Dieser Bentley mahlte sich an einem nasskalten Vormittag des August 1967 durch die sandigen Spuren eines Feldweges, bis er auf dem bewachsenen Mittelstreifen aufsaß; sogleich sprangen zwei Engländer in tatsächlich karierten Anzügen heraus und warfen sich ohne weitere Ziererei in den feuchten Sand, um einen besorgten Blick auf den Auspuff zu richten, dann mit fruchtloser Schaukelei den Wagen zu befreien. Er musste erst von einem Bauern mit dem Trecker auf härteren Untergrund gezogen werden.
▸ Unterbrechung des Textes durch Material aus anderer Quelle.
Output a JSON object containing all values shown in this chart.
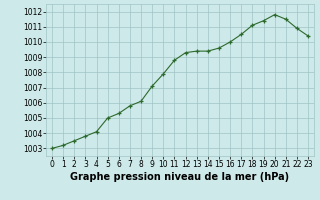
{
  "x": [
    0,
    1,
    2,
    3,
    4,
    5,
    6,
    7,
    8,
    9,
    10,
    11,
    12,
    13,
    14,
    15,
    16,
    17,
    18,
    19,
    20,
    21,
    22,
    23
  ],
  "y": [
    1003.0,
    1003.2,
    1003.5,
    1003.8,
    1004.1,
    1005.0,
    1005.3,
    1005.8,
    1006.1,
    1007.1,
    1007.9,
    1008.8,
    1009.3,
    1009.4,
    1009.4,
    1009.6,
    1010.0,
    1010.5,
    1011.1,
    1011.4,
    1011.8,
    1011.5,
    1010.9,
    1010.4
  ],
  "xlim": [
    -0.5,
    23.5
  ],
  "ylim": [
    1002.5,
    1012.5
  ],
  "yticks": [
    1003,
    1004,
    1005,
    1006,
    1007,
    1008,
    1009,
    1010,
    1011,
    1012
  ],
  "xticks": [
    0,
    1,
    2,
    3,
    4,
    5,
    6,
    7,
    8,
    9,
    10,
    11,
    12,
    13,
    14,
    15,
    16,
    17,
    18,
    19,
    20,
    21,
    22,
    23
  ],
  "xlabel": "Graphe pression niveau de la mer (hPa)",
  "line_color": "#2d6a2d",
  "marker": "+",
  "marker_size": 3.5,
  "bg_color": "#cee9e9",
  "grid_color": "#a0c4c4",
  "tick_label_fontsize": 5.5,
  "xlabel_fontsize": 7.0,
  "line_width": 0.8
}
Mir machte jedoch die Unbekümmertheit der Engländer um ihre Anzüge großen Eindruck; so lernte ich, dass wahre Vornehmheit nicht im Besitz schöner Sachen, sondern im achtlosen Umgang mit ihnen besteht.

Überhaupt ist Dänemark, gerade in der Ereignisarmut, die man wohl als nationalen Zug ansehen darf, eine Schule der Erkenntnis; man starrt so lange in die Dünen, auf einen Parkplatz, in die Auslagen eines Supermarkts, bis die Wüste zu leben beginnt. Später merkte ich allerdings, dass soviel eigene Anstrengung gar nicht nötig ist, um die Umrisse eines existentiellen Abgrunds im Wohlfahrtsstaat zu bemerken, sondern Dänemark selber genügend sündige Schwachheiten ausstellt, zu denen der öffentliche und private Kraftverkehr am Strand gehört oder die exzessive Verwendung von Lebensmittelfarben oder – eine echte Zügellosigkeit – die Herstellung von Speiseeis mit Lakritzgeschmack. Die Dänen, die sich wie alle nordprotestantischen Völker viel verbieten, erlauben sich andererseits manches, zum Beispiel Würste schreiend rot zu färben, Aprikosenmarmelade giftig gelb und Limonaden überhaupt in allen Farben des Regenbogens, nur leuchtender. Der Besuch eines dänischen Supermarkts war für mich wie eine Safari durch ein Reservat der ausgestorbenen und verbotenen Nahrungsgenüsse, die augenscheinlich in der Vergangenheit, in der Dänemark damals (vor seinem EU-Beitritt) noch lebte, zuallererst optischer Natur waren.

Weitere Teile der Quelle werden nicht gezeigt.